I membri del comitato furono accusati di invecchiamento e i critici suggerirono che la gravità della situazione era stata esagerata e che Covid-19 non era peggio dell’influenza.
Sebbene i dilemmi etici, per definizione, non abbiano una risposta giusta, se e quando altri sistemi sanitari affrontano decisioni di razionamento simili, il contraccolpo sociale è inevitabile? Per creare un quadro etico per l’allocazione delle risorse che rifletta le priorità della società, Lee Biddison, un attivista di Johns Hopkins, ha guidato i focus group in tutto il Maryland per discutere le preferenze dei membri della comunità. Il documento risultante, pubblicato nel 2019 e intitolato “Troppi pazienti … un quadro per guidare l’allocazione statale della scarsa ventilazione meccanica durante i disastri” – osservando che “una pandemia di influenza simile a quella del 1918 richiederebbe una terapia intensiva e una capacità di ventilazione meccanica significativamente maggiori di ciò che è disponibile ”– sottolinea principi etici simili a quelli del comitato italiano.
I partecipanti sembravano valorizzare la maggior parte delle persone salvatrici con le maggiori possibilità di sopravvivenza a breve termine, seguite da quelle che, grazie alla relativa mancanza di condizioni coesistenti, hanno le maggiori possibilità di sopravvivenza a lungo termine.
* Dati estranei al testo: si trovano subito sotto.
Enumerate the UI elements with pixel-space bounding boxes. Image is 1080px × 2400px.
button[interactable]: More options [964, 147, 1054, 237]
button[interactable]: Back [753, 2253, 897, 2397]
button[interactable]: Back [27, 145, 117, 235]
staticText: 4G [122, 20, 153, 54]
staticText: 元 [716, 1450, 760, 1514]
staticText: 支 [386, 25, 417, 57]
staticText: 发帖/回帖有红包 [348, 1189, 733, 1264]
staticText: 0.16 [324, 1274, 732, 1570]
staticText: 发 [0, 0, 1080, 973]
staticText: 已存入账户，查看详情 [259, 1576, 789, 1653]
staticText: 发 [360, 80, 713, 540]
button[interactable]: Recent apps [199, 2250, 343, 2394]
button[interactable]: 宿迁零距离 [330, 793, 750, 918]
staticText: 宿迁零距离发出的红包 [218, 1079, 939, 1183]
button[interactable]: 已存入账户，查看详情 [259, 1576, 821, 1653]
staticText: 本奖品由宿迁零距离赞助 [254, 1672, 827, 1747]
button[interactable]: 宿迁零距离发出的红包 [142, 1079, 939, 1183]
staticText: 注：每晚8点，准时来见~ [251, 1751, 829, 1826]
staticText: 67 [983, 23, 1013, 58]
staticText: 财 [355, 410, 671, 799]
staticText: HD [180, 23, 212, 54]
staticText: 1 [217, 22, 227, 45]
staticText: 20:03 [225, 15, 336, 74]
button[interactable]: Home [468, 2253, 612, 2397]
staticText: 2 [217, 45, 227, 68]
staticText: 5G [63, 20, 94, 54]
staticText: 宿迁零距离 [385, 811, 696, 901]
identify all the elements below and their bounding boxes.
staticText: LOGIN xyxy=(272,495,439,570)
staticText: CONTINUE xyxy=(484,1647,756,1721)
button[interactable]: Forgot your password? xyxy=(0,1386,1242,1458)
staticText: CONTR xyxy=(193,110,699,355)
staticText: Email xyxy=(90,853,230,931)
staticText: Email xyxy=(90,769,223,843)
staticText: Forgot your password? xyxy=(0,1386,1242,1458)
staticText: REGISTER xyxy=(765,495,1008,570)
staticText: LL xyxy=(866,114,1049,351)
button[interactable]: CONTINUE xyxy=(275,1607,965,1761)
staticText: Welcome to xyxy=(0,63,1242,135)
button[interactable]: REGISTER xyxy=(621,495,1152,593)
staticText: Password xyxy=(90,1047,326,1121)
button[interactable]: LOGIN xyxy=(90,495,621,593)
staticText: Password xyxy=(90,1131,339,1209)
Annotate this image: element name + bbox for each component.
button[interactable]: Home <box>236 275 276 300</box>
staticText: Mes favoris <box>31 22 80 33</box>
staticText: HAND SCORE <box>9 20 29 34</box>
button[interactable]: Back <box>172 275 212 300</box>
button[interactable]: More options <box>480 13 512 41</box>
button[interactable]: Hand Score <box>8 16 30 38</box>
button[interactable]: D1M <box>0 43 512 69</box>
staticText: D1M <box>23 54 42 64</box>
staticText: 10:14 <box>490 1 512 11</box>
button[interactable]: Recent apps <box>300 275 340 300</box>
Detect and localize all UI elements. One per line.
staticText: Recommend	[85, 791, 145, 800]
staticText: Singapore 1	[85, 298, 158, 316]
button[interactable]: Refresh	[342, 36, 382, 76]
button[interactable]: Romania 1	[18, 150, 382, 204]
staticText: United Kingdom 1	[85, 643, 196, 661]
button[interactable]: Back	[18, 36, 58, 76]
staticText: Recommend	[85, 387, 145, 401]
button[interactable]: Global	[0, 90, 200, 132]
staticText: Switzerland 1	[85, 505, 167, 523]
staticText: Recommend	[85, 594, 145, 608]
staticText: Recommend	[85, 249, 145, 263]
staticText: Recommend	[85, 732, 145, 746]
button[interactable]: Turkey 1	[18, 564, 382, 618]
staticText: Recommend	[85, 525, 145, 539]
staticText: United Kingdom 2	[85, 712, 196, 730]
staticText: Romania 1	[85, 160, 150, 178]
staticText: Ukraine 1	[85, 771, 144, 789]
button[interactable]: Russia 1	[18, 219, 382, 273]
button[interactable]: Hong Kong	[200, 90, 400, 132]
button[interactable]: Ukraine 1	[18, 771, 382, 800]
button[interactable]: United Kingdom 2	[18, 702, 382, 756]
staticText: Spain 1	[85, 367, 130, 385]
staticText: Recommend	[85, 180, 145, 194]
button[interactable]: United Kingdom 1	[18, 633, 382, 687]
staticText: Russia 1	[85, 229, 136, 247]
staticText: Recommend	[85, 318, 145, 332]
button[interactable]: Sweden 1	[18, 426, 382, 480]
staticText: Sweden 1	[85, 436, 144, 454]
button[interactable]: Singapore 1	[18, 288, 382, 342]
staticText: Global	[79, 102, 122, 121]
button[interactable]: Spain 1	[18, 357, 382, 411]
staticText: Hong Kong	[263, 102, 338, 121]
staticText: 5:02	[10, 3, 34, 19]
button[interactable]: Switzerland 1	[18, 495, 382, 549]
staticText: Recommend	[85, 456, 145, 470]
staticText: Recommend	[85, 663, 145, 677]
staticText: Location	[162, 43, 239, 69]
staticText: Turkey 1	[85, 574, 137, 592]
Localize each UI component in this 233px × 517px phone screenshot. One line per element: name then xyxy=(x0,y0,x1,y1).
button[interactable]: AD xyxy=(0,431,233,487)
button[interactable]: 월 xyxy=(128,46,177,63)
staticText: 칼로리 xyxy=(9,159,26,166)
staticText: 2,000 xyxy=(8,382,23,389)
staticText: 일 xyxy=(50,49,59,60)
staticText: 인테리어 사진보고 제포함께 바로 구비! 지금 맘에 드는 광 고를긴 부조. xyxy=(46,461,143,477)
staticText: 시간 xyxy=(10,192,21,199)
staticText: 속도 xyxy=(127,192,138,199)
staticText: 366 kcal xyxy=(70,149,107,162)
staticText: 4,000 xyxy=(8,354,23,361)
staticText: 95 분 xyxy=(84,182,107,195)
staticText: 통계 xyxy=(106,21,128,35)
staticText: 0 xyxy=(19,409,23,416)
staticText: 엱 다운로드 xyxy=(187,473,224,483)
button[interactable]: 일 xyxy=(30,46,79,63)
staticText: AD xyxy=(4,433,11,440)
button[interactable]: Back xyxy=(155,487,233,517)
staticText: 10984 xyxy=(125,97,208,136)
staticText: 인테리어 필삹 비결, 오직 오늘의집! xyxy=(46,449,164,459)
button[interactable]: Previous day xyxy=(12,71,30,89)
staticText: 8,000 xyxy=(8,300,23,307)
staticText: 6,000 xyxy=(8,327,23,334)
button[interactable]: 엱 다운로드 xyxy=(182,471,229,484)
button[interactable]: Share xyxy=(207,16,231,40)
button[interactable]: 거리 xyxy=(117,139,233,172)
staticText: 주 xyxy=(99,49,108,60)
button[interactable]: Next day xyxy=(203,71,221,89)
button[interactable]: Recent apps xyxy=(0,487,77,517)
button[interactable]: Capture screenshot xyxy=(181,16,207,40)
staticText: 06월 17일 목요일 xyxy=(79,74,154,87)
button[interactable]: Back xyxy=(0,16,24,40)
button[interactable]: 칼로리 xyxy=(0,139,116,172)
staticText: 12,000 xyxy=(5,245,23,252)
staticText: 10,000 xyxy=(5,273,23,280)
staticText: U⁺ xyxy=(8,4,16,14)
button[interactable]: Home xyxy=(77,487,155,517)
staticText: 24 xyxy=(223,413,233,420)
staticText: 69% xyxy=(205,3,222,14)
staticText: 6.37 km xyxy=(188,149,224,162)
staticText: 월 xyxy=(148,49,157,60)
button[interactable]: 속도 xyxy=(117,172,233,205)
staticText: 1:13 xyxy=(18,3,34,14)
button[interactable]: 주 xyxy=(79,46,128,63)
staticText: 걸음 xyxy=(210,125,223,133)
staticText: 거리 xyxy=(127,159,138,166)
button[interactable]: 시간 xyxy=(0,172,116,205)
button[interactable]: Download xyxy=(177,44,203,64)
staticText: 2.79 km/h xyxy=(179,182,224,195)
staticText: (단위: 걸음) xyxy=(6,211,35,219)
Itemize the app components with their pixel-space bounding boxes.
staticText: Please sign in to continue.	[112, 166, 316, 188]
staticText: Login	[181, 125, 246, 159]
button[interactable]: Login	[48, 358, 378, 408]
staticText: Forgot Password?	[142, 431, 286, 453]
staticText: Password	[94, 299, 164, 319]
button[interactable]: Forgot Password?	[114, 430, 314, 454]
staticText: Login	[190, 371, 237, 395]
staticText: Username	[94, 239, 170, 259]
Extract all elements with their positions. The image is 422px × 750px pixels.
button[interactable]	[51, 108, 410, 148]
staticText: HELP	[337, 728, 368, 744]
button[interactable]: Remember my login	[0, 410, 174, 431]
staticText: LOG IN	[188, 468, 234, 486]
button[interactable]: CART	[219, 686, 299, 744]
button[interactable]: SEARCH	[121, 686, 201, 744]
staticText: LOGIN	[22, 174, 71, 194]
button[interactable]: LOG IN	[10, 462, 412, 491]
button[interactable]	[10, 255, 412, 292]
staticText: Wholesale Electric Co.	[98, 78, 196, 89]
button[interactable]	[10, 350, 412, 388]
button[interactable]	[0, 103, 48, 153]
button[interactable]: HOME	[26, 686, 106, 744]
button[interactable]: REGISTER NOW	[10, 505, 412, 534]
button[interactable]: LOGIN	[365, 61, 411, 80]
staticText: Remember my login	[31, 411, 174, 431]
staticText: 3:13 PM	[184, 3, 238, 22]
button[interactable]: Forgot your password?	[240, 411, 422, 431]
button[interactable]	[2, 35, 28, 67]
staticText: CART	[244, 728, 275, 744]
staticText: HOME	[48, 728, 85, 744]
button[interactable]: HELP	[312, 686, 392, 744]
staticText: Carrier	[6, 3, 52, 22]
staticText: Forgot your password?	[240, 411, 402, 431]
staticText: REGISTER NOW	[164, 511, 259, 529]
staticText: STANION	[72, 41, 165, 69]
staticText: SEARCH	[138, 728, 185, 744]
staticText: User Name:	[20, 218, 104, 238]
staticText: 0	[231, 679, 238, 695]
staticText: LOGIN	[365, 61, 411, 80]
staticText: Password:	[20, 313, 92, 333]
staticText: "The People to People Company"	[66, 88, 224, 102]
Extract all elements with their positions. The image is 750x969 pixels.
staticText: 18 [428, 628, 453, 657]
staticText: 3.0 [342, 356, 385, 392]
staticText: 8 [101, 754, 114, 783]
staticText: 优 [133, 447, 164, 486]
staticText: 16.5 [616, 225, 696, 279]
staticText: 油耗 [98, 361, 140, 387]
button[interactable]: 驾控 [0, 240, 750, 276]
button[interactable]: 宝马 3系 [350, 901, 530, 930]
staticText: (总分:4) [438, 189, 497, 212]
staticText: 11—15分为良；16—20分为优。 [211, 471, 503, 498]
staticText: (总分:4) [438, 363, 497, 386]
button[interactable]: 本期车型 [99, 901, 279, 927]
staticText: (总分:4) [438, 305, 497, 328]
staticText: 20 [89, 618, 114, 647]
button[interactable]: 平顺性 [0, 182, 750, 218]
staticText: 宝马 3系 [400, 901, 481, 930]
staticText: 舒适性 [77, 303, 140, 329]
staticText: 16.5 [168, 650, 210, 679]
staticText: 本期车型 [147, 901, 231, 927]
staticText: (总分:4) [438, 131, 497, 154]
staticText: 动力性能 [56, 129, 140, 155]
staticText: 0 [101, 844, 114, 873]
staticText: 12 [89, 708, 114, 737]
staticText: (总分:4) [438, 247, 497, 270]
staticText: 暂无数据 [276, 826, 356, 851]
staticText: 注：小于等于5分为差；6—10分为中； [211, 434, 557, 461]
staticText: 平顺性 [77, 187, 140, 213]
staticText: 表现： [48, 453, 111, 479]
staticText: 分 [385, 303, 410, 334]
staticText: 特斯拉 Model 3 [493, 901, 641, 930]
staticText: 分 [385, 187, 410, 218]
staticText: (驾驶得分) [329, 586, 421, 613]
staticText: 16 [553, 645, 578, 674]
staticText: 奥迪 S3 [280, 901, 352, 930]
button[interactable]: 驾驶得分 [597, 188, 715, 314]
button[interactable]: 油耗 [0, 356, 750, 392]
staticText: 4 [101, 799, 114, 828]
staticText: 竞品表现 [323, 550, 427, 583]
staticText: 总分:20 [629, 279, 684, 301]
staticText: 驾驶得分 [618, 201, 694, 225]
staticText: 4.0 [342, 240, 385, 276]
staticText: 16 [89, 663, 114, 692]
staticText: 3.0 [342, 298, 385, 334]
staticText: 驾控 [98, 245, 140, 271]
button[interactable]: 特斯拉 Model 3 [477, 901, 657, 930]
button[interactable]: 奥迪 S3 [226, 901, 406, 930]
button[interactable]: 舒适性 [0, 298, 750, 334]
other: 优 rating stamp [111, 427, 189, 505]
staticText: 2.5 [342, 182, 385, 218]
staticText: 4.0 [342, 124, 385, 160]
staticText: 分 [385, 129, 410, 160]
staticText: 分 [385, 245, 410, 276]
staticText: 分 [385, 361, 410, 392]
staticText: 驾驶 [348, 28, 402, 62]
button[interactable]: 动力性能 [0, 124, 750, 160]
Sebbene i contributi dei partecipanti abbiano suggerito che l’età non dovrebbe essere il criterio principale o unico per l’allocazione delle risorse, le persone hanno anche riconosciuto che c’erano circostanze in cui “potrebbe essere appropriato considerare lo stadio della vita nel processo decisionale”.
Indipendentemente dal quadro etico, qualora si verificasse tale scarsità di risorse, ci sono molti scenari che si sentiranno ancora moralmente insostenibili, in particolare di fronte all’accresciuta incertezza prognostica.
Rimuoveresti un ventilatore da un paziente che stava avendo un decorso roccioso, per esempio, per darlo a un altro in preda a un primo scompenso?
Preferiresti intubare una 55enne sana rispetto a una giovane madre con carcinoma mammario la cui prognosi non è nota? Nel tentativo di affrontare tali dilemmi, Biddison e colleghi hanno anche offerto tre principi relativi al processo che sembravano imperativi come quelli etici.
Il primo e più importante è separare i medici che forniscono assistenza da quelli che prendono decisioni di triage. L ‘ufficiale di triage, supportato da un team con esperienza nella terapia infermieristica e respiratoria, prenderebbe decisioni di allocazione delle risorse e le comunicherà al team clinico, al paziente e alla famiglia. In secondo luogo, tali decisioni dovrebbero essere riviste periodicamente da un comitato di monitoraggio centralizzato a livello statale per garantire che non vi siano iniquità inadeguate. In terzo luogo, anche l’algoritmo di triage dovrebbe essere rivisto regolarmente man mano che la conoscenza della malattia evolve. Se decidessimo di non intubare i pazienti con Covid-19 per più di 10 giorni, per esempio, ma poi venissimo a sapere che questi pazienti hanno bisogno di 15 giorni per guarire, avremmo bisogno di cambiare i nostri algoritmi.
Unificare tutti questi principi, sia etici che pragmatici, è il riconoscimento che solo con trasparenza e inclusività è possibile ottenere la fiducia e la cooperazione del pubblico. In tutto il mondo – dai medici con la museruola in Cina, alle false promesse di testare la capacità negli Stati Uniti, alle confutazioni delle affermazioni sul razionamento delle risorse in Italia – stiamo vedendo che la negazione è mortale. Il punto in cui la preparazione si dissolve nel panico dipenderà sempre dal contesto. Ma la tragedia in Italia rafforza la saggezza di molti esperti di sanità pubblica: il miglior risultato di questa pandemia sarebbe accusato di essere stato preparato.